Valentine’s Day brings out the worst in the wine business – overwritten prose and overpriced plonk. Is it any wonder the Wine Curmudgeon refers to it as The Holiday That Must Not Be Named?
Hence the following, which – sadly – demonstrates the point after the most basic of Google searches:
• From something called The Spruce Eats: “… Cupid claims some serious turf when it comes to wine for your Valentine.” If so, Cupid should know better than to recommend a 7-year-old rose, which would likely taste like pink paint varnish.

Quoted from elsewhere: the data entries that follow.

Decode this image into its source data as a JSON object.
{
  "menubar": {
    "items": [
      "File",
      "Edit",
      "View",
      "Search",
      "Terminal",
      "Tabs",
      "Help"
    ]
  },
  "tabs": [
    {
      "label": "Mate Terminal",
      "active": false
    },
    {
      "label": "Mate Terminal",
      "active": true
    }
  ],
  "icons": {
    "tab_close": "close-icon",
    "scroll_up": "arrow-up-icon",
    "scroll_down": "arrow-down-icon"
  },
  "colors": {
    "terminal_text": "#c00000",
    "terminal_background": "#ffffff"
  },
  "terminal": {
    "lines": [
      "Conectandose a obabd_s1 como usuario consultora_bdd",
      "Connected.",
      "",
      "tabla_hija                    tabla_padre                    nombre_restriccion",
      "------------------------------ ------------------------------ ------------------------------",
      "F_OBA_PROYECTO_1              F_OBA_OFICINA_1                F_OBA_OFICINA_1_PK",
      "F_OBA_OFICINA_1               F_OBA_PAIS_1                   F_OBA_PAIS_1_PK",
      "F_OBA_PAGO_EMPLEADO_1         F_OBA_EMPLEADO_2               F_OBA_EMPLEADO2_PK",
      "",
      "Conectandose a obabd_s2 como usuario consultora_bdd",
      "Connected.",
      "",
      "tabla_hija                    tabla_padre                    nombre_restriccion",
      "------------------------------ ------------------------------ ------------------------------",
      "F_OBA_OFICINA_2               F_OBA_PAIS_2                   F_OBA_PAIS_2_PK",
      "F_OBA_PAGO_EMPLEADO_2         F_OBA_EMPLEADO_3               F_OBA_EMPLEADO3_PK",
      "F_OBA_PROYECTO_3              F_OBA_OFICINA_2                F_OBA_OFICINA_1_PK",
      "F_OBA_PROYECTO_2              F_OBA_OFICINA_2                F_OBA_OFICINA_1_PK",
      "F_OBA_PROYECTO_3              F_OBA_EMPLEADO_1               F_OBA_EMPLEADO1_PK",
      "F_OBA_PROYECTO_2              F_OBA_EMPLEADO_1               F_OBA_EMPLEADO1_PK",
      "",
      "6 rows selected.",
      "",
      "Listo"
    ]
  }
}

• Did you know that “It seems most women enjoy sweeter, sparkling, and rose wines. … Most men like red wine. …”? That’s the wisdom from Wine Club Reviews. Does that mean the Big Guy and I, with our love of white Burgundy, don’t count as men?
• Most of the wines recommended in this Town & Country post are more than adequate, if a bit pricey. But doesn’t someone at a big-time magazine like Town & Country care about writing? Am I the only one who thinks a line saying that one wine is “just like the slightly sweet kiss from your special someone” should be edited with extreme prejudice?
• And, to show that even Google and Amazon aren’t perfect, this: “Shop Valentine Wine – Amazon – Free 2-day Shipping w/ Prime.” Which, of course, is illegal in the U.S. and explains why the link goes to listings for wine glasses and wine t-shirts.